Although he led the MNDAA to major victories against the Myanmar military in northern Shan State such as recapturing the Kokang region and the town of Lashio, he has since shifted in stance towards upholding China's peace policy in Myanmar after he was detained by Chinese authorities in Yunnan province in October 2024.

==Biography==
Peng Daxun was born in 1957 or 1965 as the son of Peng Jiasheng (Pheung Kya-shin, 1931–2022), the first leader of the Myanmar National Democratic Alliance Army. In his early career, he served within the local police force of Kokang. In 2009, he became leader of the MNDAA, succeeding his father after the loss of Kokang Self-Administered Zone to the Tatmadaw. It was speculated that the elder Peng had been grooming his son to be his successor; however, in a telephone interview with Voice of America, he stated: "I am in this position now, to this extent, because of current events. Frankly speaking, it was forced by the Burmese government and the Burmese army. In fact, I didn’t want to engage in these things, armed revolution and martial arts. I didn't like engaging in these political activities." He also usually prefers to read historical books. Following the Tatmadaw takeover of Kokang SAZ, the four major groups within the MNDAA all defected to the Tatmadaw, leaving Peng to fight a guerrilla war.

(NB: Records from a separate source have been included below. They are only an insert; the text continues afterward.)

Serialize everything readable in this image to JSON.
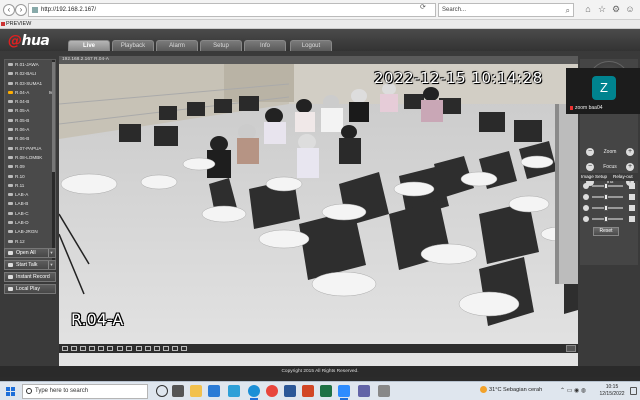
{
  "browser": {
    "url": "http://192.168.2.167/",
    "search_placeholder": "Search...",
    "tab_label": "PREVIEW"
  },
  "app": {
    "logo_main": "a",
    "logo_rest": "hua",
    "nav_tabs": [
      {
        "label": "Live",
        "active": true
      },
      {
        "label": "Playback",
        "active": false
      },
      {
        "label": "Alarm",
        "active": false
      },
      {
        "label": "Setup",
        "active": false
      },
      {
        "label": "Info",
        "active": false
      },
      {
        "label": "Logout",
        "active": false
      }
    ],
    "channels": [
      {
        "label": "R.01-JAWA",
        "active": false
      },
      {
        "label": "R.02-BALI",
        "active": false
      },
      {
        "label": "R.03-SUMA1",
        "active": false
      },
      {
        "label": "R.04-A",
        "active": true,
        "marker": "M"
      },
      {
        "label": "R.04-B",
        "active": false
      },
      {
        "label": "R.05-A",
        "active": false
      },
      {
        "label": "R.05-B",
        "active": false
      },
      {
        "label": "R.06-A",
        "active": false
      },
      {
        "label": "R.06-B",
        "active": false
      },
      {
        "label": "R.07-PAPUA",
        "active": false
      },
      {
        "label": "R.08-LOMBK",
        "active": false
      },
      {
        "label": "R.09",
        "active": false
      },
      {
        "label": "R.10",
        "active": false
      },
      {
        "label": "R.11",
        "active": false
      },
      {
        "label": "LAB-A",
        "active": false
      },
      {
        "label": "LAB-B",
        "active": false
      },
      {
        "label": "LAB-C",
        "active": false
      },
      {
        "label": "LAB-D",
        "active": false
      },
      {
        "label": "LAB-JRGN",
        "active": false
      },
      {
        "label": "R.12",
        "active": false
      }
    ],
    "side_buttons": {
      "open_all": "Open All",
      "start_talk": "Start Talk",
      "instant_record": "Instant Record",
      "local_play": "Local Play"
    },
    "video": {
      "header": "192.168.2.167 R.04-A",
      "timestamp": "2022-12-15 10:14:28",
      "channel_osd": "R.04-A"
    },
    "ptz": {
      "zoom": "Zoom",
      "focus": "Focus",
      "iris": "Iris"
    },
    "image_panel": {
      "image_setup": "Image Setup",
      "relay_out": "Relay-out",
      "reset": "Reset"
    },
    "footer": "Copyright 2015 All Rights Reserved."
  },
  "zoom": {
    "initial": "Z",
    "name": "zoom baa04"
  },
  "taskbar": {
    "search_placeholder": "Type here to search",
    "weather": "31°C  Sebagian cerah",
    "time": "10:15",
    "date": "12/15/2022"
  }
}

By 2012, an arrest warrant for Peng remained outstanding in Myanmar, alleging that he, along with his father and two other leaders of the MNDAA, were illegally producing and selling weapons and ammunition. Peng's brother-in-law, Chinese-Burmese businessman Li Guoquan (also known as Hla Win), died in Tatmadaw custody in 2015.

In his efforts to retake Kokang, Peng has received support from other members of the Three Brotherhood Alliance, and the MNDAA has grown into one of Myanmar's most powerful ethnic armed organisations (EAOs). Following the 2021 Myanmar coup d'état, Peng intensified his efforts to recapture Kokang, including staging an assassination attempt against Bai Yingneng, the eldest son of Bai Xuoqian on 6 February 2021. As of 2023, the MNDAA is believed to have around 5,000 well-equipped soldiers.

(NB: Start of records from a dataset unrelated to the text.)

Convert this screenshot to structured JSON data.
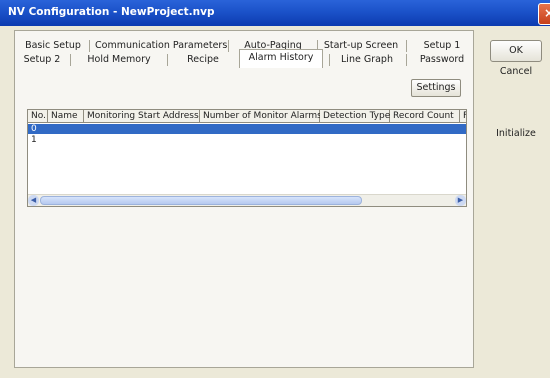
{
  "window": {
    "title": "NV Configuration - NewProject.nvp",
    "close_glyph": "×"
  },
  "tabs": {
    "row1": [
      "Basic Setup",
      "Communication Parameters",
      "Auto-Paging",
      "Start-up Screen",
      "Setup 1"
    ],
    "row2": [
      "Setup 2",
      "Hold Memory",
      "Recipe",
      "Alarm History",
      "Line Graph",
      "Password"
    ],
    "active": "Alarm History"
  },
  "panel": {
    "settings_label": "Settings"
  },
  "grid": {
    "columns": [
      "No.",
      "Name",
      "Monitoring Start Address",
      "Number of Monitor Alarms",
      "Detection Type",
      "Record Count",
      "F"
    ],
    "rows": [
      "0",
      "1"
    ],
    "selected_row": 0
  },
  "buttons": {
    "ok": "OK",
    "cancel": "Cancel",
    "initialize": "Initialize"
  },
  "colors": {
    "titlebar": "#1b52c9",
    "selection": "#316ac5"
  }
}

Peng has been detained in Kunming, China in a family-owned hotel since late October 2024. He is being held to exert pressure on the MNDAA until they give up control of Lashio. However, the Chinese government denied this; they claim that he was seeking medical treatment.

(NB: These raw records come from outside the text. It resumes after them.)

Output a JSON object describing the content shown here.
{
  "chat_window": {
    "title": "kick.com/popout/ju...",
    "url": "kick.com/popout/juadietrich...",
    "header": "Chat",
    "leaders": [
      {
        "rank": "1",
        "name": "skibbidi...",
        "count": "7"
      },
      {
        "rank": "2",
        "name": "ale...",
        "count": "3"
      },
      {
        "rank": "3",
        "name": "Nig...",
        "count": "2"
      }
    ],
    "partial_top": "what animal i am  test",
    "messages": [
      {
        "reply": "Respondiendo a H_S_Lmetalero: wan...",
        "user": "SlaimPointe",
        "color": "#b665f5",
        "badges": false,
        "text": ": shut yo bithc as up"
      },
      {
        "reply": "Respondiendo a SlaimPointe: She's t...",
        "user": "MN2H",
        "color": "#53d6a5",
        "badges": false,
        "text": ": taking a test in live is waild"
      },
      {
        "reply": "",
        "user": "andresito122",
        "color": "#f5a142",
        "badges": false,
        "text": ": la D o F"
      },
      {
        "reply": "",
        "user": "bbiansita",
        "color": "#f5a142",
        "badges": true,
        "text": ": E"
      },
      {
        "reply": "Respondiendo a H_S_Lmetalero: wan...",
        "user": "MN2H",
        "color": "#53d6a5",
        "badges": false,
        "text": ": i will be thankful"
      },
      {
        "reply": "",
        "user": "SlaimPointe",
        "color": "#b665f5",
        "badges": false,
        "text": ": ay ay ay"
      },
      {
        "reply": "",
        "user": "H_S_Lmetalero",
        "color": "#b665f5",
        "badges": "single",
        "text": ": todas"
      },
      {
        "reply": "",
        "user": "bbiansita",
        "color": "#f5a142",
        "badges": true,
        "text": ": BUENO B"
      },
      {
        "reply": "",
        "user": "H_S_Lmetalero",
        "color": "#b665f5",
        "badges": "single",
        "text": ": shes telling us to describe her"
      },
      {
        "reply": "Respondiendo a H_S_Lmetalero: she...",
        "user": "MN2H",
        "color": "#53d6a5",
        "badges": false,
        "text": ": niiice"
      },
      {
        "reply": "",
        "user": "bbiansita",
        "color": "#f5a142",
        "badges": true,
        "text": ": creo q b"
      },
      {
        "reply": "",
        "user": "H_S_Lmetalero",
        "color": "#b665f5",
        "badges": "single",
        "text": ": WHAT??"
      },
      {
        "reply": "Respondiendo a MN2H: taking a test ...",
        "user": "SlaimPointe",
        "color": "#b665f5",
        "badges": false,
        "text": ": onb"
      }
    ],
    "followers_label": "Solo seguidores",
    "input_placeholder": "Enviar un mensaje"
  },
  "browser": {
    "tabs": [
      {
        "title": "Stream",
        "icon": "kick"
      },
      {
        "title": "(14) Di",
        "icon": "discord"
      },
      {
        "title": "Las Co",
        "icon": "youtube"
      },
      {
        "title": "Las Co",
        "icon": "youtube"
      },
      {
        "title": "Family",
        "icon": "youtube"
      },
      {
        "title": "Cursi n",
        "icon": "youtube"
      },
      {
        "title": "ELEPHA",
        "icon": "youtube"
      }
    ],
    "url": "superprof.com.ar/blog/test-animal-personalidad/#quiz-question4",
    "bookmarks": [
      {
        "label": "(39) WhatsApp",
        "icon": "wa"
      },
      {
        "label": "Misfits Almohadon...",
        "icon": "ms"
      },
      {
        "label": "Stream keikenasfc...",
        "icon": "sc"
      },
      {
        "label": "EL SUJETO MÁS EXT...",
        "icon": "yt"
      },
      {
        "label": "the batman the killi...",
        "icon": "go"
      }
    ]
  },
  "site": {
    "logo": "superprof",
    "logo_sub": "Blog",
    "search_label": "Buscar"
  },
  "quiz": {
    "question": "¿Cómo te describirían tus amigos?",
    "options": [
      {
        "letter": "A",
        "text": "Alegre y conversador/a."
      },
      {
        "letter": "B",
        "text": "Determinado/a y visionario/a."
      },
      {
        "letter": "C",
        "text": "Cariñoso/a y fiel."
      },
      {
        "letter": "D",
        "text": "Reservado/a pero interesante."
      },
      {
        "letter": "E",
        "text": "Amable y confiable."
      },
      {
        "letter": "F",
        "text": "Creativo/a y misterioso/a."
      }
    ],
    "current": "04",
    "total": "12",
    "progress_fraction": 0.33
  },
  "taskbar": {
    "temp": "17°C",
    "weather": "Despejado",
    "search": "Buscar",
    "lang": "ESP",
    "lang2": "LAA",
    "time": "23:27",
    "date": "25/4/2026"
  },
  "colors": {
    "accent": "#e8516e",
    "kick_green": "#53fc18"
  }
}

On 18 January 2025, the MNDAA agreed to a ceasefire deal with the Myanmar military as brokered by China, reportedly with the condition that they cede control of Lashio to the military junta by June. By January 28, Peng issued a Chinese New Year message, his first public statement since the end of his detainment, pledging to "uphold China's favorable policy of 'encouraging peace and promoting dialogue' for Myanmar".